Cerca de 250 pessoas foram ao CRT DST/Aids se candidatar a voluntário na pesquisa – selecionados a partir de mais de 400 ligações telefônicas. ‘Tivemos inclusive gente de outros Estados’, comenta o médico José Valdez Madruga, coordenador clínico do estudo no centro. ‘Como é necessário vir algumas vezes ao local durante o estudo, descartamos as pessoas de outros Estados’, lamenta ele.

Difícil decisão

C.X., cabeleireiro, de 22 anos, esteve ontem no centro para tomar uma dose da vacina. ‘Fiz muita besteira quando era adolescente. Até pouco tempo não queria fazer teste de HIV. Fiz, deu negativo e decidi ser voluntário’, conta. Encarar a vacina não parece ser um problema para ele, que conversou com o Estado pouco antes de tomar a primeira dose. ‘Faço aquilo em que acredito. Não me importa a opinião alheia’, diz ele que, como Ramires, percebeu uma reação estranha de amigos e colegas a quem contou que estava participando de testes que poderiam levar a uma vacina anti-HIV.
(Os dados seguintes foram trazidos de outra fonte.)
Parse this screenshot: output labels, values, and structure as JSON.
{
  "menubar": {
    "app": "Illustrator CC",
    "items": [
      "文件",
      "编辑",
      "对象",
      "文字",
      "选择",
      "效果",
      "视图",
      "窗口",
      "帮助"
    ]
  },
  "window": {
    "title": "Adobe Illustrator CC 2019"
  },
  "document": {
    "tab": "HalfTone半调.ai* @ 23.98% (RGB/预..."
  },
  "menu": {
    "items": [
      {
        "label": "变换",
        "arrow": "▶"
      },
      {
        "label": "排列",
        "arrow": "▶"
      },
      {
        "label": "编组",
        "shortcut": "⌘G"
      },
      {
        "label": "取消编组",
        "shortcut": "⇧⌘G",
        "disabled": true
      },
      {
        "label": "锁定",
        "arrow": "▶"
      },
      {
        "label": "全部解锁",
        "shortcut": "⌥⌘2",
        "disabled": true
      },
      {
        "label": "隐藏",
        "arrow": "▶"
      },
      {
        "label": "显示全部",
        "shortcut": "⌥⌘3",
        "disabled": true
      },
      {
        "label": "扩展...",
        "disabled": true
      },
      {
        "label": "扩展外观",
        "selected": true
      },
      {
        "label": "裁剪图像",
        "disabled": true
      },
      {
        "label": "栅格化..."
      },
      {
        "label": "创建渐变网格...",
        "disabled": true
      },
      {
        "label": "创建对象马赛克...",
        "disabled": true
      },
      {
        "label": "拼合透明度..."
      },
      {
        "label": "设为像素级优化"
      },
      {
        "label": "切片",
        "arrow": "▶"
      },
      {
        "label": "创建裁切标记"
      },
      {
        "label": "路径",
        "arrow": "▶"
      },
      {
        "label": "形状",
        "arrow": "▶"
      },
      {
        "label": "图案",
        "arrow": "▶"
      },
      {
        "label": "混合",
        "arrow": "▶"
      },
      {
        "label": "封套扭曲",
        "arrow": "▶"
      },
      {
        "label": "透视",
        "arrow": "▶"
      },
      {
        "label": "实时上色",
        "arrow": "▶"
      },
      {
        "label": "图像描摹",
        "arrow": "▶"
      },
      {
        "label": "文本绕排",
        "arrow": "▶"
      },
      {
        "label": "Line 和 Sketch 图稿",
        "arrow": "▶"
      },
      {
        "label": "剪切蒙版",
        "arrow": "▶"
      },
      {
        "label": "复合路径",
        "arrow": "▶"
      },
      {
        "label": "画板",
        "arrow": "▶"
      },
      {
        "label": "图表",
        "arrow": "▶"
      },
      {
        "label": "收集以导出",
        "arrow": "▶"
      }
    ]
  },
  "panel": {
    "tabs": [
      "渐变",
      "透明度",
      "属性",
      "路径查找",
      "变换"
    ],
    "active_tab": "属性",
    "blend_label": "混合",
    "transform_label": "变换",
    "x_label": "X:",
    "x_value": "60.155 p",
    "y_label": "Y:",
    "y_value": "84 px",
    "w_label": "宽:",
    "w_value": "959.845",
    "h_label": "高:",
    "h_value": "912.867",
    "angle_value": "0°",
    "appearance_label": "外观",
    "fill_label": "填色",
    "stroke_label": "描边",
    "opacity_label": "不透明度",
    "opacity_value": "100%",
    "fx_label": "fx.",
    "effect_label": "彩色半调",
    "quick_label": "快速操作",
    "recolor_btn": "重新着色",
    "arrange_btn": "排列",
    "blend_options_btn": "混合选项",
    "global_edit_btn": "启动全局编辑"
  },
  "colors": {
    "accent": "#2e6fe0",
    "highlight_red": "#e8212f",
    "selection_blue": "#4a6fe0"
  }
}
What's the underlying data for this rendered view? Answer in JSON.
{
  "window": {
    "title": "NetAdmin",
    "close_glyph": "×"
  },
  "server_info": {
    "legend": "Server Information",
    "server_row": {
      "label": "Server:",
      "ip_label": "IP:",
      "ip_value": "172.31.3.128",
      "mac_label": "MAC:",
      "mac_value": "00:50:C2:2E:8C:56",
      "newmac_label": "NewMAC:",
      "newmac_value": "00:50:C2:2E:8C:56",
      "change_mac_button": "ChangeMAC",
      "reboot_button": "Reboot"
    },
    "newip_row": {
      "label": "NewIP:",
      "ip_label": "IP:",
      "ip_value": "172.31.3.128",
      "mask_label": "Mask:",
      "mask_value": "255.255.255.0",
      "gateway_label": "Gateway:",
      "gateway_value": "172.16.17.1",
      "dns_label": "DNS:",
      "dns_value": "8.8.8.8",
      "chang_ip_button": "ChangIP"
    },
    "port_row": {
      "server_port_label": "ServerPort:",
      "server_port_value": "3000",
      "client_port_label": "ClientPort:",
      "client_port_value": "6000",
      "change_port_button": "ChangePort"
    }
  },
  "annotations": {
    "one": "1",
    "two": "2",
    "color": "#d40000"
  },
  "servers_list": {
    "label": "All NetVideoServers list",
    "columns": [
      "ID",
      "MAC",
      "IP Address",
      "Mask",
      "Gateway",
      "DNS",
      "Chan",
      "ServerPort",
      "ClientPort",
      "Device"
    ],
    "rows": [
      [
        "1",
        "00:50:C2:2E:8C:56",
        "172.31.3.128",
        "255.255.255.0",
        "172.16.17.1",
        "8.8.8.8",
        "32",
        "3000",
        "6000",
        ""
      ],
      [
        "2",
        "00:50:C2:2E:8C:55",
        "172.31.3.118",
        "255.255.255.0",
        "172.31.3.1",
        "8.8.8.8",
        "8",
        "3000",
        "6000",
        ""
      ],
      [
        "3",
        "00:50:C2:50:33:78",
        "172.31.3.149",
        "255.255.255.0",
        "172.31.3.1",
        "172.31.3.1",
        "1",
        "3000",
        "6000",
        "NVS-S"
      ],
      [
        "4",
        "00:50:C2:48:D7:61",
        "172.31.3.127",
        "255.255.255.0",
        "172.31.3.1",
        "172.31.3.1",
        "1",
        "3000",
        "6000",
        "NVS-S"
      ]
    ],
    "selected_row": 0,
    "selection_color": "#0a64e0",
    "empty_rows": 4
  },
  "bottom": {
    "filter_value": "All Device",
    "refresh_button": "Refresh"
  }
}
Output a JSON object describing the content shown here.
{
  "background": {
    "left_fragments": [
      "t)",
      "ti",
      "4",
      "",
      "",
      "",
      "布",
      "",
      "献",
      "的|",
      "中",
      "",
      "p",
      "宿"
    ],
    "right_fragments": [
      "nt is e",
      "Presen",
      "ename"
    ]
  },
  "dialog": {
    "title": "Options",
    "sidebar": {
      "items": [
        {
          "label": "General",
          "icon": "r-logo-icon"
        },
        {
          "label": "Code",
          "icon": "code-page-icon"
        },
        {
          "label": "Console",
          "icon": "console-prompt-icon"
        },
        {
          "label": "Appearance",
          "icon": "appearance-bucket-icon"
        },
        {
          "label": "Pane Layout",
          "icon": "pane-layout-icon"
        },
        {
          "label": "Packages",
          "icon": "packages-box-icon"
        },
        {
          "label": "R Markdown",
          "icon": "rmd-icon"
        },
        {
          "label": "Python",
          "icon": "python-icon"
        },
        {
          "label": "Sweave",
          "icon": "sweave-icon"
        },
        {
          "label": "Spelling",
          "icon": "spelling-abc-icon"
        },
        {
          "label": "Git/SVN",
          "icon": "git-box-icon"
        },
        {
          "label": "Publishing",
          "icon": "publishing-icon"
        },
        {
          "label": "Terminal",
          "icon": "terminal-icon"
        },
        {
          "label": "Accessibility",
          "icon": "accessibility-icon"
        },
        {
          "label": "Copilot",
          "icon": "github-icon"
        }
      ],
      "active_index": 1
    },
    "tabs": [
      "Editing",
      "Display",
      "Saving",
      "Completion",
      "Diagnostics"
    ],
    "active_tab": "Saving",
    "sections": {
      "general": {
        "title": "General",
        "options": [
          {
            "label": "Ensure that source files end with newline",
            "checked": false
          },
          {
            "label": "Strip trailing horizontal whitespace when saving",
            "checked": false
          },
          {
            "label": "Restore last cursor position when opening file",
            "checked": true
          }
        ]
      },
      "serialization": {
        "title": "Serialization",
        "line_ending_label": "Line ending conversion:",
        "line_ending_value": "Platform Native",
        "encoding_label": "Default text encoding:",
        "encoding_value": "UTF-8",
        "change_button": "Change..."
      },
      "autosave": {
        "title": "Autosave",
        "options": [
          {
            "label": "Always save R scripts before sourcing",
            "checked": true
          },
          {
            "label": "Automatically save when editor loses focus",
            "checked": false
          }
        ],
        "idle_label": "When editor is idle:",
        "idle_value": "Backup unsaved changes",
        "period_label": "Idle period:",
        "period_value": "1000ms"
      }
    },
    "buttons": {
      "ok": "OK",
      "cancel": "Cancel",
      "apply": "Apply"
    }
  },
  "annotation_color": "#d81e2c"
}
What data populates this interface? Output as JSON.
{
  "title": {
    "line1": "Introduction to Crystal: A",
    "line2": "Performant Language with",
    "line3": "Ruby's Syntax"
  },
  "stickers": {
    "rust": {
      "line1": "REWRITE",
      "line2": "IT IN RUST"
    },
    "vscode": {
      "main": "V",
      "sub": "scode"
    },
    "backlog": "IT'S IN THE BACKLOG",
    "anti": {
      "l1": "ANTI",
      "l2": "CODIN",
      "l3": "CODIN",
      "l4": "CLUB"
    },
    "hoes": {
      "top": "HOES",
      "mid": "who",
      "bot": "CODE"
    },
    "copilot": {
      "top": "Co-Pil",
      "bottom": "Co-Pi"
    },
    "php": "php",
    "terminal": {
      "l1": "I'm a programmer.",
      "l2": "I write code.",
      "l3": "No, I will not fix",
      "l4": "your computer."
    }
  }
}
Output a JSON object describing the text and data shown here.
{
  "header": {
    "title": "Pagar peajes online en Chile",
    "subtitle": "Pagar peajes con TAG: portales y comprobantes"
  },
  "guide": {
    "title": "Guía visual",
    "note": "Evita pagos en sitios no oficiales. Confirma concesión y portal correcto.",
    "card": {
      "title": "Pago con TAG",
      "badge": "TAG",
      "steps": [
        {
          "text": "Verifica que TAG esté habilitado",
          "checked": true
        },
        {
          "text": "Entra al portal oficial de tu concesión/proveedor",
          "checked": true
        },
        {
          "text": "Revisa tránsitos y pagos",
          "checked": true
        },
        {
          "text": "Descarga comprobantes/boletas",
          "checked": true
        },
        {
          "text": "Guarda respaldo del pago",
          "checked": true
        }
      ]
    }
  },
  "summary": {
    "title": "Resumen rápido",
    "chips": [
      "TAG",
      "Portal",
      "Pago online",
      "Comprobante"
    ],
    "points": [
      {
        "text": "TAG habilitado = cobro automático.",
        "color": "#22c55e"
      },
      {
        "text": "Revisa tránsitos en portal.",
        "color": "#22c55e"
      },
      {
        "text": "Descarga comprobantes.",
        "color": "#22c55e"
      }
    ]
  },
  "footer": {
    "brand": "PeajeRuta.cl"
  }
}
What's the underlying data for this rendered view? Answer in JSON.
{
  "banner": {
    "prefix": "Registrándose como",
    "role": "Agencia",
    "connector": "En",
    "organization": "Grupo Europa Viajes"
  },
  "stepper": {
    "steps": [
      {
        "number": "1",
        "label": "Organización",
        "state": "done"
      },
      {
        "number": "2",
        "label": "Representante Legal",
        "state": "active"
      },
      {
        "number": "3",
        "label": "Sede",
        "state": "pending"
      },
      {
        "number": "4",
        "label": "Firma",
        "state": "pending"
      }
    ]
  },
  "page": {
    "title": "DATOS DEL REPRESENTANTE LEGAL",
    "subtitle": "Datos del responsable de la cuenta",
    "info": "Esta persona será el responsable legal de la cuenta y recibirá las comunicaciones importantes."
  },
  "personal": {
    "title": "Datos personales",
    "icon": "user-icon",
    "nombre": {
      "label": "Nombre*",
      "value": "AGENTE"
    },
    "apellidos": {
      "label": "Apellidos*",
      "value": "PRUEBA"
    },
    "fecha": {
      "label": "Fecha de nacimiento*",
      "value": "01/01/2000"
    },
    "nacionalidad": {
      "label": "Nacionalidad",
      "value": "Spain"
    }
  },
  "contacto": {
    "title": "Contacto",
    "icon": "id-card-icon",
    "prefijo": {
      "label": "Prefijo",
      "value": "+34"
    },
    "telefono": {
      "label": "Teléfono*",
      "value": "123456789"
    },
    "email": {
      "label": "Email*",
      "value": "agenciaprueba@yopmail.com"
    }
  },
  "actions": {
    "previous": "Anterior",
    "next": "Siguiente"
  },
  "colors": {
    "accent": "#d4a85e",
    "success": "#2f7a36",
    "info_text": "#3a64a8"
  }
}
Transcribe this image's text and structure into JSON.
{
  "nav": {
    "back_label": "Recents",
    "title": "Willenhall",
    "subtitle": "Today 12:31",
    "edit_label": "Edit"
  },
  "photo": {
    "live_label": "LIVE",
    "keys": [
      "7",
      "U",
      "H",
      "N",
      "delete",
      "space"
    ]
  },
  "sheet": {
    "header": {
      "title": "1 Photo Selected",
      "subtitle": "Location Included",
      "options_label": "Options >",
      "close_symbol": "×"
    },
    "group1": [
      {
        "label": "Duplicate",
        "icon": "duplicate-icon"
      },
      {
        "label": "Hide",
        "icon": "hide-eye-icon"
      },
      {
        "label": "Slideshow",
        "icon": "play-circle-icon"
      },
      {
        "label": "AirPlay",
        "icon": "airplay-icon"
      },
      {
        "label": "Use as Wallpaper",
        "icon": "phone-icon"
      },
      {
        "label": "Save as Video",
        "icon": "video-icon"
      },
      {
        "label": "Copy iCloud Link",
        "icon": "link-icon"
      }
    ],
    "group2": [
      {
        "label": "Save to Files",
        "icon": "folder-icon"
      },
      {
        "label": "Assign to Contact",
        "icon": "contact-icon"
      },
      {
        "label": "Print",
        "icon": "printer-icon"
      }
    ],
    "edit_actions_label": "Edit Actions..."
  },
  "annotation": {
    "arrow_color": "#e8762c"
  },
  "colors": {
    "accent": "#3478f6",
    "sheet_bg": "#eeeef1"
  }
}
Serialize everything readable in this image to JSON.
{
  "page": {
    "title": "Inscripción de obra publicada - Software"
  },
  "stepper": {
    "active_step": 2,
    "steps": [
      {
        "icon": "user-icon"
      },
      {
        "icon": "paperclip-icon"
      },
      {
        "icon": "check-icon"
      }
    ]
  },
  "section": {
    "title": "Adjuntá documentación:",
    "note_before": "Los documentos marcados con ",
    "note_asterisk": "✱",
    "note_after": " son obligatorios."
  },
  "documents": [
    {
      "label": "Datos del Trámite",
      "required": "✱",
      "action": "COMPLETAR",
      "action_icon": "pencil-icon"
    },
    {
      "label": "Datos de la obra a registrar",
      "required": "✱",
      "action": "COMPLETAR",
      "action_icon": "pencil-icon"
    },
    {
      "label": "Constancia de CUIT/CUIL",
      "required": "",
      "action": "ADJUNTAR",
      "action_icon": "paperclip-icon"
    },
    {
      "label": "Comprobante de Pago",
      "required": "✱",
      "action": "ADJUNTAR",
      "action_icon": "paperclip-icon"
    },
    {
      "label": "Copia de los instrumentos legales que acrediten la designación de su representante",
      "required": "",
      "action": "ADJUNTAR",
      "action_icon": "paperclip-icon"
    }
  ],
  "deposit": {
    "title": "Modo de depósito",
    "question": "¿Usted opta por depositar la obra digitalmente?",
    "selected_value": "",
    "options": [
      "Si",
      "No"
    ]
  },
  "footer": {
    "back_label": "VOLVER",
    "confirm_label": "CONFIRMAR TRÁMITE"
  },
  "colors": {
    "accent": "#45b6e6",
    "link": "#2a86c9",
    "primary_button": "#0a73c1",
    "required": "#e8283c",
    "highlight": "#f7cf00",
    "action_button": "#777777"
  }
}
‘As pessoas acham que se você faz parte do estudo é porque é HIV positivo’, comenta C.X. ‘No começo, meus amigos não entenderam. Depois expliquei direitinho e inclusive o dono do salão em que trabalho me deu todo o apoio’, completa.

Os 54 voluntários brasileiros não estão sozinhos neste estudo. Os resultados daqui se somarão aos experimentados por um grupo de aproximadamente 435 pessoas espalhadas por 25 centros na América do Norte, América do Sul, Caribe, África e Sudeste da Ásia. A vacina foi desenvolvida pelo laboratório Merck em colaboração com a Rede de Ensaios de Vacinas anti-HIV (HVTN) e a Divisão de Aids, dos Institutos Nacionais de Saúde (NIH) dos Estados Unidos.

O Brasil tem também um outro estudo em curso, junto com a França: uma vacina terapêutica para pessoas portadoras de HIV. Há dois dias, o grupo liderado no Brasil por Luiz Claudio Arraes, da Universidade Federal de Pernambuco (UFPE), publicou o resultado do trabalho feito com 18 pessoas – também em estudo fase I – na revista Nature Medicine. Os resultados preliminares foram promissores, diminuindo a carga viral em um paciente em 80%.

Atualmente, o HVTN testa dez vacinas em todo o mundo, segundo o Centro de Informação de HIV da Universidade da Califórnia São Francisco (UCSF). Mas, como todo estudo, as vacinas têm ainda alguns anos de pesquisa pela frente. E várias chances de fracassarem, antes de se tornarem uma possibilidade real.